Command-Line Interface

compute-feats-from-kaldi-tables

compute-feats-from-kaldi-tables -h
usage: compute-feats-from-kaldi-tables [-h] [-v VERBOSE] [--config CONFIG]
                                       [--print-args PRINT_ARGS]
                                       [--min-duration MIN_DURATION]
                                       [--channel CHANNEL]
                                       [--preprocess PREPROCESS]
                                       [--postprocess POSTPROCESS]
                                       [--seed SEED]
                                       wav_rspecifier feats_wspecifier
                                       computer_config

Store features from a kaldi archive in a kaldi archive

    This command is intended to replace Kaldi's (https://kaldi-asr.org/) series of
    "compute-<something>-feats" scripts in a Kaldi pipeline.


positional arguments:
  wav_rspecifier        Input wave table rspecifier
  feats_wspecifier      Output feature table wspecifier
  computer_config       JSON file or string to configure a
                        'pydrobert.speech.compute.FrameComputer' object to
                        calculate features with

optional arguments:
  -h, --help            show this help message and exit
  -v VERBOSE, --verbose VERBOSE
                        Verbose level (higher->more logging)
  --config CONFIG
  --print-args PRINT_ARGS
  --min-duration MIN_DURATION
                        Min duration of segments to process (in seconds)
  --channel CHANNEL     Channel to draw audio from. Default is to assume mono
  --preprocess PREPROCESS
                        JSON list of configurations for
                        'pydrobert.speech.pre.PreProcessor' objects. Audio
                        will be preprocessed in the same order as the list
  --postprocess POSTPROCESS
                        JSON List of configurations for
                        'pydrobert.speech.post.PostProcessor' objects.
                        Features will be postprocessed in the same order as
                        the list
  --seed SEED           A random seed used for determinism. This affects
                        operations like dithering. If unset, a seed will be
                        generated at the moment

signals-to-torch-feat-dir

usage: signals-to-torch-feat-dir [-h] [--channel CHANNEL]
                                 [--preprocess PREPROCESS]
                                 [--postprocess POSTPROCESS]
                                 [--force-as {npz,wav,table,hdf5,pt,soundfile,aiff,ogg,sph,flac,file,npy,kaldi}]
                                 [--seed SEED] [--file-prefix FILE_PREFIX]
                                 [--file-suffix FILE_SUFFIX]
                                 [--num-workers NUM_WORKERS]
                                 map [computer_config] dir

Convert a map of signals to a torch SpectDataSet

    This command serves to process audio signals and convert them into a format that can
    be leveraged by "SpectDataSet" in "pydrobert-pytorch"
    (https://github.com/sdrobert/pydrobert-pytorch). It reads in a text file of
    format

        <utt_id_1> <path_to_signal_1>
        <utt_id_2> <path_to_signal_2>
        ...

    computes features according to passed-in settings, and stores them in the
    target directory as

        dir/
            <file_prefix><utt_id_1><file_suffix>
            <file_prefix><utt_id_2><file_suffix>
            ...

    Each signal is read using the utility "pydrobert.speech.util.read_signal()", which
    is a bit slow, but very robust to different file types (such as wave files, hdf5,
    numpy binaries, or Pytorch binaries). A signal is expected to have shape (C, S),
    where C is some number of channels and S is some number of samples. The
    signal can have shape (S,) if the flag "--channels" is set to "-1".

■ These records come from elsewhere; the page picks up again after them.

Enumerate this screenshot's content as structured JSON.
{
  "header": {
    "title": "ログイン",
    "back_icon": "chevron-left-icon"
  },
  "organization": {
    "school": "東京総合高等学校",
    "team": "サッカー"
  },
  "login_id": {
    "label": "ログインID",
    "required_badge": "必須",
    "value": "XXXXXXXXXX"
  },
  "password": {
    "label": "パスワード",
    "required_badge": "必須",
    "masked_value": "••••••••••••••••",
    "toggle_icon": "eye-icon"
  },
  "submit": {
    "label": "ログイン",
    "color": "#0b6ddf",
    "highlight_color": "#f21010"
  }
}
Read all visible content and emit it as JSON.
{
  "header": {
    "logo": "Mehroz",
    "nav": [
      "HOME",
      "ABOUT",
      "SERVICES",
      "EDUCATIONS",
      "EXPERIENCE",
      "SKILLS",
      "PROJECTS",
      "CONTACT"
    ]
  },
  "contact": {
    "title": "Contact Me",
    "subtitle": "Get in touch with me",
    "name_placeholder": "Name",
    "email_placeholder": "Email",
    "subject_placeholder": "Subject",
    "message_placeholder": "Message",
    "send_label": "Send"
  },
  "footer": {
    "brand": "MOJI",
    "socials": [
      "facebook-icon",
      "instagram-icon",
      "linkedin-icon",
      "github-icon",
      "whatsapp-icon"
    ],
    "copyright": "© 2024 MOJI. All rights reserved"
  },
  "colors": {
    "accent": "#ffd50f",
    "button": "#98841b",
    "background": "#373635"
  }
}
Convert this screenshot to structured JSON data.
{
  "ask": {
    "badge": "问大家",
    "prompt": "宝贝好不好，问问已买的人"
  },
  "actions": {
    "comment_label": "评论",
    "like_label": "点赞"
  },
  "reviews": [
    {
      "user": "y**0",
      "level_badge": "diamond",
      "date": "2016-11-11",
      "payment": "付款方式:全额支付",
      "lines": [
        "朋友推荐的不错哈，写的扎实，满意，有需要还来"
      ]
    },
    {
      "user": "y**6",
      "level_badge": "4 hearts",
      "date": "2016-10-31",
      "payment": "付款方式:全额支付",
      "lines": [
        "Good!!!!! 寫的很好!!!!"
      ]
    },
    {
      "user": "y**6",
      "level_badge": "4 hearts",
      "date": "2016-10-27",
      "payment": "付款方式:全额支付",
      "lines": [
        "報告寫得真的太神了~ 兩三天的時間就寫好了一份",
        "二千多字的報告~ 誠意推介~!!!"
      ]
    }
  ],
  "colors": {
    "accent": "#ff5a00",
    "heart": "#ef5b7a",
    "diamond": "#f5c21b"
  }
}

    Features are output as "torch.FloatTensor" of shape "(T, F)", where "T" is some
    number of frames and "F" is some number of filters.

    No checks are performed to ensure that read signals match the feature computer's
    sampling rate (this info may not even exist for some sources).


positional arguments:
  map                   Path to the file containing (<utterance>, <path>)
                        pairs
  computer_config       JSON file or string to configure a
                        pydrobert.speech.compute.FrameComputer object to
                        calculate features with. If unspecified, the audio
                        (with channels removed) will be stored directly with
                        shape (S, 1), where S is the number of samples
  dir                   Directory to output features to. If the directory does
                        not exist, it will be created

optional arguments:
  -h, --help            show this help message and exit
  --channel CHANNEL     Channel to draw audio from. Default is to assume mono
  --preprocess PREPROCESS
                        JSON list of configurations for
                        'pydrobert.speech.pre.PreProcessor' objects. Audio
                        will be preprocessed in the same order as the list
  --postprocess POSTPROCESS
                        JSON List of configurations for
                        'pydrobert.speech.post.PostProcessor' objects.
                        Features will be postprocessed in the same order as
                        the list
  --force-as {npz,wav,table,hdf5,pt,soundfile,aiff,ogg,sph,flac,file,npy,kaldi}
                        Force the paths in 'map' to be interpreted as a
                        specific type of data. table: kaldi table (key is
                        utterance id); wav: wave file; hdf5: HDF5 archive (key
                        is utterance id); npy: Numpy binary; npz: numpy
                        archive (key is utterance id); pt: PyTorch binary;
                        sph: NIST SPHERE file; kaldi: kaldi object; file:
                        numpy.fromfile binary. soundfile: force soundfile
                        processing.
  --seed SEED           A random seed used for determinism. This affects
                        operations like dithering. If unset, a seed will be
                        generated at the moment
  --file-prefix FILE_PREFIX
                        The file prefix indicating a torch data file
  --file-suffix FILE_SUFFIX
                        The file suffix indicating a torch data file
  --num-workers NUM_WORKERS
                        The number of workers simultaneously computing
                        features. Should not affect determinism when used in
                        tandem with --seed. '0' means all work is done on the
                        main thread